Nos últimos dias, pelo menos 14 produtores de leite receberam uma missiva da empresa que lhes comprava o leite, informando-os que, a partir de Janeiro de 2025, terão de procurar outro comprador.
Em linguagem corrente, a empresa, naquilo que afirma ser «uma relação responsável e respeitadora com os produtores com que trabalha, num espírito de verdadeira parceria», deu um autêntico chuto no dito cujo destes produtores e das vacas que, independentemente das relações comerciais, vão continuar a produzir leite e a pedir alimento para o efeito.
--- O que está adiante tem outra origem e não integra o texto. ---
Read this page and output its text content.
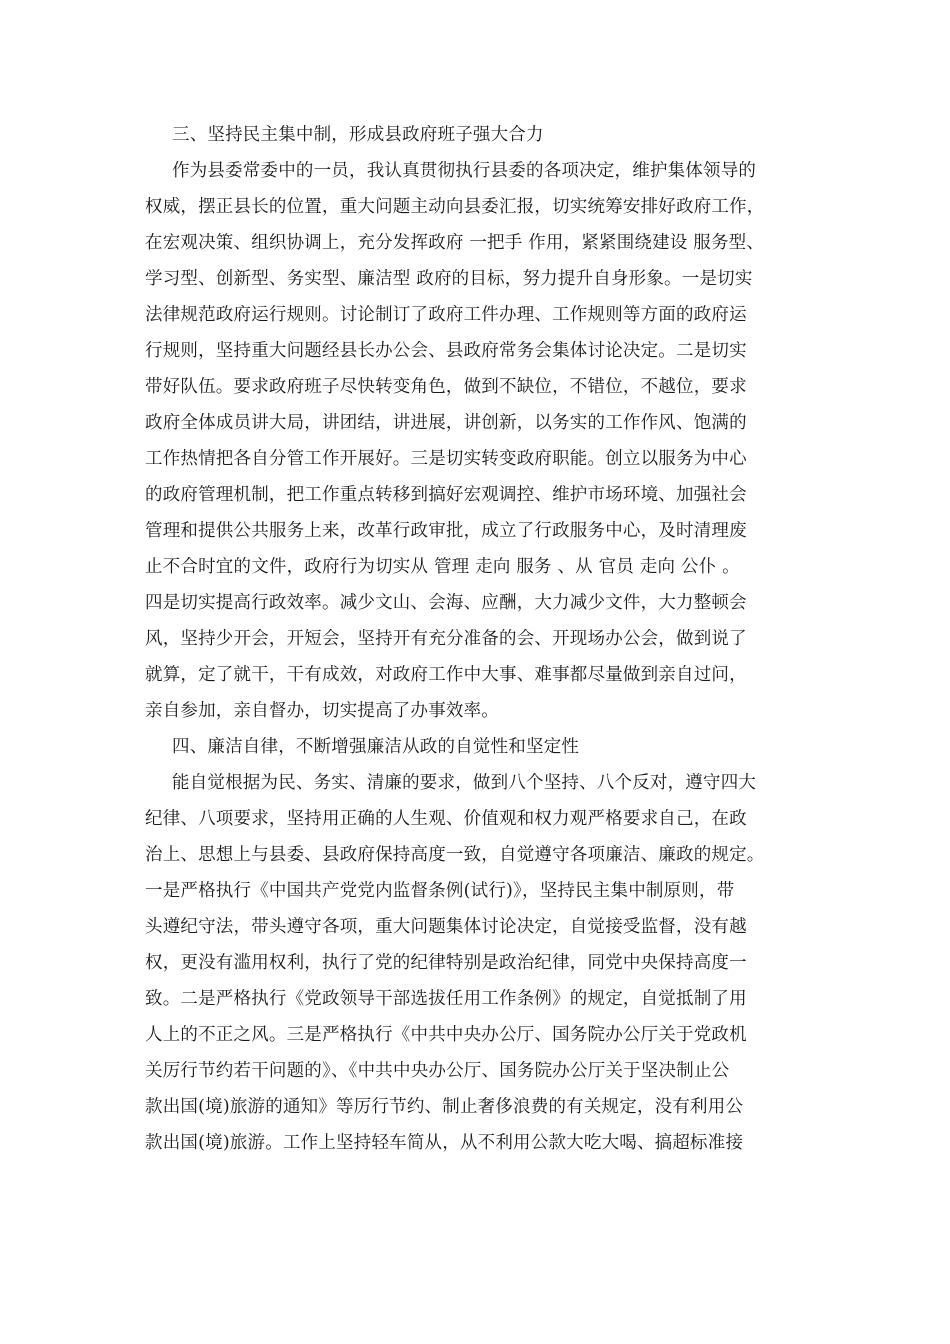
三、坚持民主集中制，形成县政府班子强大合力
作为县委常委中的一员，我认真贯彻执行县委的各项决定，维护集体领导的
权威，摆正县长的位置，重大问题主动向县委汇报，切实统筹安排好政府工作，
在宏观决策、组织协调上，充分发挥政府 一把手 作用，紧紧围绕建设 服务型、
学习型、创新型、务实型、廉洁型 政府的目标，努力提升自身形象。一是切实
法律规范政府运行规则。讨论制订了政府工件办理、工作规则等方面的政府运
行规则，坚持重大问题经县长办公会、县政府常务会集体讨论决定。二是切实
带好队伍。要求政府班子尽快转变角色，做到不缺位，不错位，不越位，要求
政府全体成员讲大局，讲团结，讲进展，讲创新，以务实的工作作风、饱满的
工作热情把各自分管工作开展好。三是切实转变政府职能。创立以服务为中心
的政府管理机制，把工作重点转移到搞好宏观调控、维护市场环境、加强社会
管理和提供公共服务上来，改革行政审批，成立了行政服务中心，及时清理废
止不合时宜的文件，政府行为切实从 管理 走向 服务 、从 官员 走向 公仆 。
四是切实提高行政效率。减少文山、会海、应酬，大力减少文件，大力整顿会
风，坚持少开会，开短会，坚持开有充分准备的会、开现场办公会，做到说了
就算，定了就干，干有成效，对政府工作中大事、难事都尽量做到亲自过问，
亲自参加，亲自督办，切实提高了办事效率。
四、廉洁自律，不断增强廉洁从政的自觉性和坚定性
能自觉根据为民、务实、清廉的要求，做到八个坚持、八个反对，遵守四大
纪律、八项要求，坚持用正确的人生观、价值观和权力观严格要求自己，在政
治上、思想上与县委、县政府保持高度一致，自觉遵守各项廉洁、廉政的规定。
一是严格执行《中国共产党党内监督条例(试行)》，坚持民主集中制原则，带
头遵纪守法，带头遵守各项，重大问题集体讨论决定，自觉接受监督，没有越
权，更没有滥用权利，执行了党的纪律特别是政治纪律，同党中央保持高度一
致。二是严格执行《党政领导干部选拔任用工作条例》的规定，自觉抵制了用
人上的不正之风。三是严格执行《中共中央办公厅、国务院办公厅关于党政机
关厉行节约若干问题的》、《中共中央办公厅、国务院办公厅关于坚决制止公
款出国(境)旅游的通知》等厉行节约、制止奢侈浪费的有关规定，没有利用公
款出国(境)旅游。工作上坚持轻车简从，从不利用公款大吃大喝、搞超标准接
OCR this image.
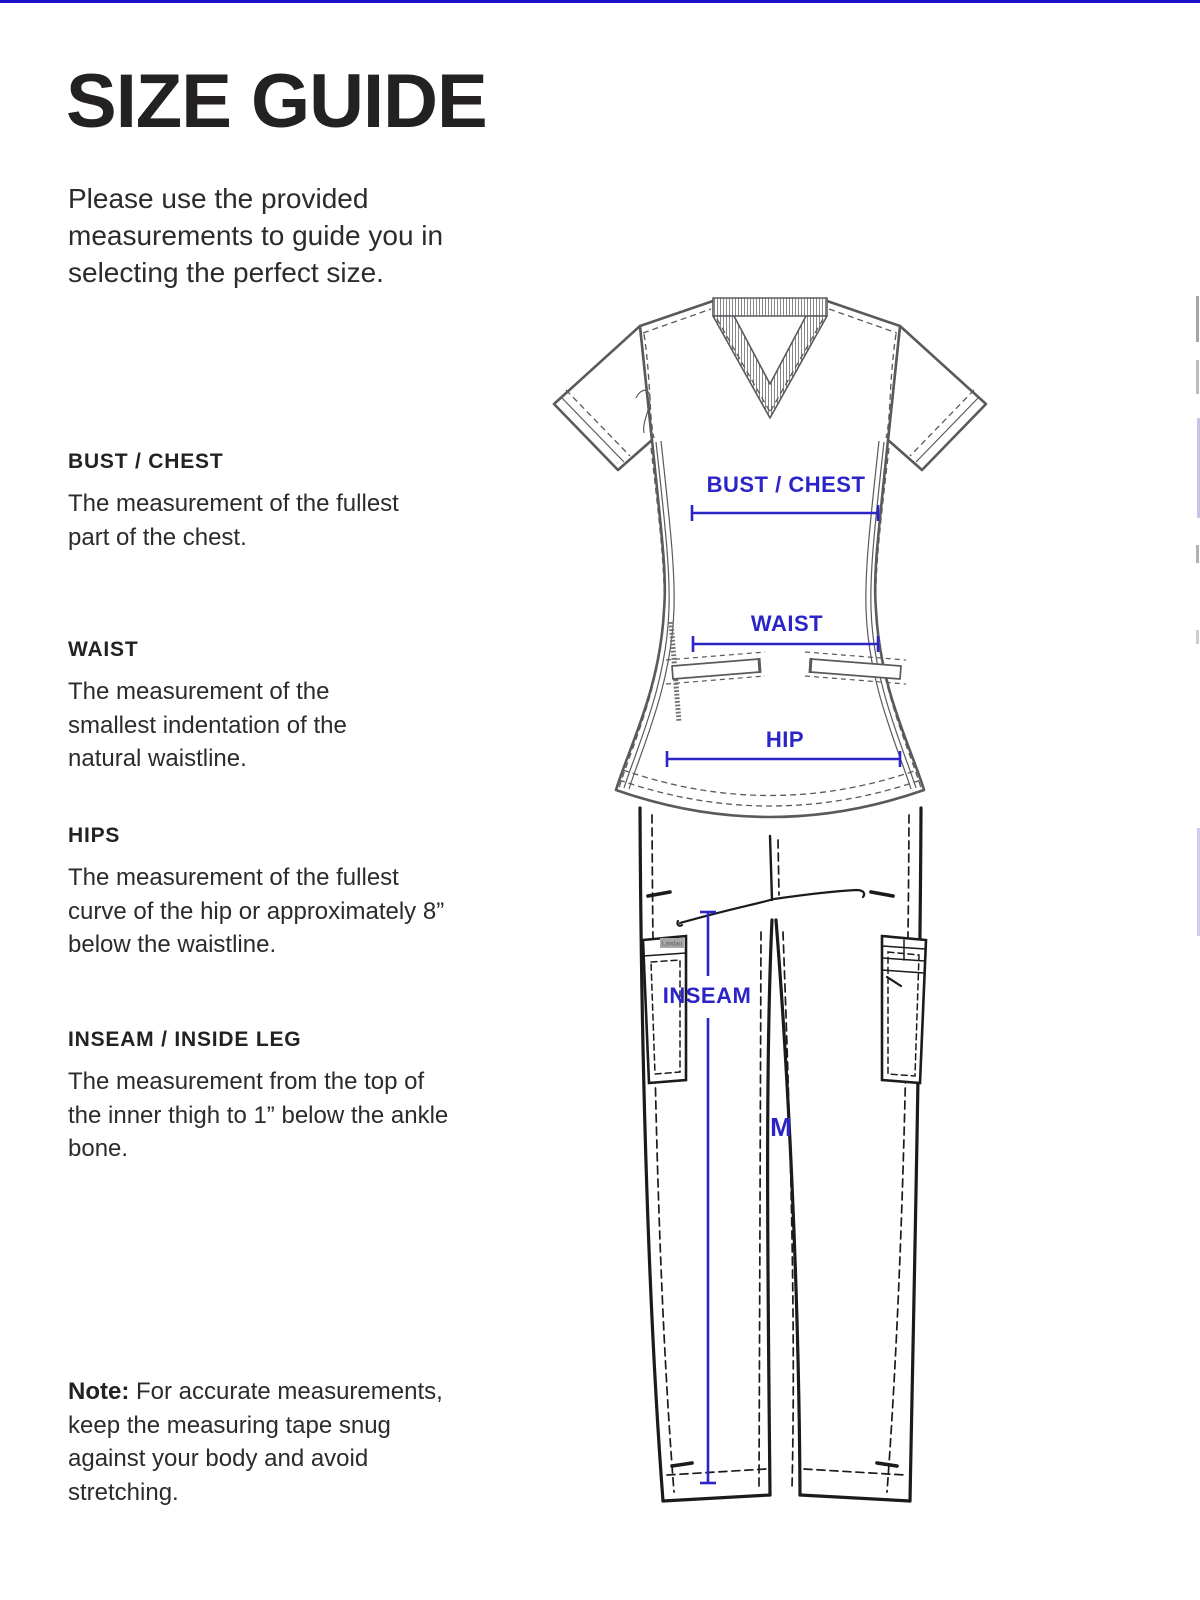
SIZE GUIDE

Please use the provided measurements to guide you in selecting the perfect size.

BUST / CHEST

The measurement of the fullest part of the chest.

WAIST

The measurement of the smallest indentation of the natural waistline.

HIPS

The measurement of the fullest curve of the hip or approximately 8” below the waistline.

INSEAM / INSIDE LEG

The measurement from the top of the inner thigh to 1” below the ankle bone.

Note: For accurate measurements, keep the measuring tape snug against your body and avoid stretching.

Landau
BUST / CHEST
WAIST
HIP
INSEAM
M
O método é o da concentração da produção, e da riqueza, em que os grandes, e quanto maiores pior, depois de os aliciarem com promessas de melhores preços e de estabilidade nas compras e de pagamentos, vão estrangulando os mais pequenos, abandonando-os à sua sorte, reduzindo compras e preços pagos, até ficarem sozinhos nos mercados para, a partir daí, determinarem os preços.
Com a entrada dos grupos económicos no negócio, que à distribuição juntam a transformação e já a produção primária, a situação agrava-se sobremaneira, uma vez que assumem a capacidade de o fazer ao longo de toda a cadeia manipulando completamente o mercado.
É o caso do Grupo Jerónimo Martins, que começou por vender a carne e o leite que adquiria, para depois comprar uma fábrica de embalamento de leite e depois uma exploração leiteira. Pelo caminho, arrastaram produtores, impuseram preços, contrataram mesmo um ex-ministro da Agricultura para gerir a coisa, dando-lhe credibilidade.
Têm olho para o negócio, dirão uns. Esta estratégia trouxe-lhe milhões e milhões de euros de lucros.
Com essa atitude predatória, dizemos nós, trazem falências, abandono, miséria. Com esta lógica «empresarial», trazem despovoamento, problemas sociais e ambientais. Com esta veia exploradora, usando enquanto dá jeito para largarem quando lhes servir, trouxeram a destruição de 90% (sim, noventa por cento) das explorações leiteiras portuguesas.
E, pergunta o leitor, quem é que trouxe uma tal situação? Quem trouxe, quem trouxe? Neste caso, foi o Pingo Doce.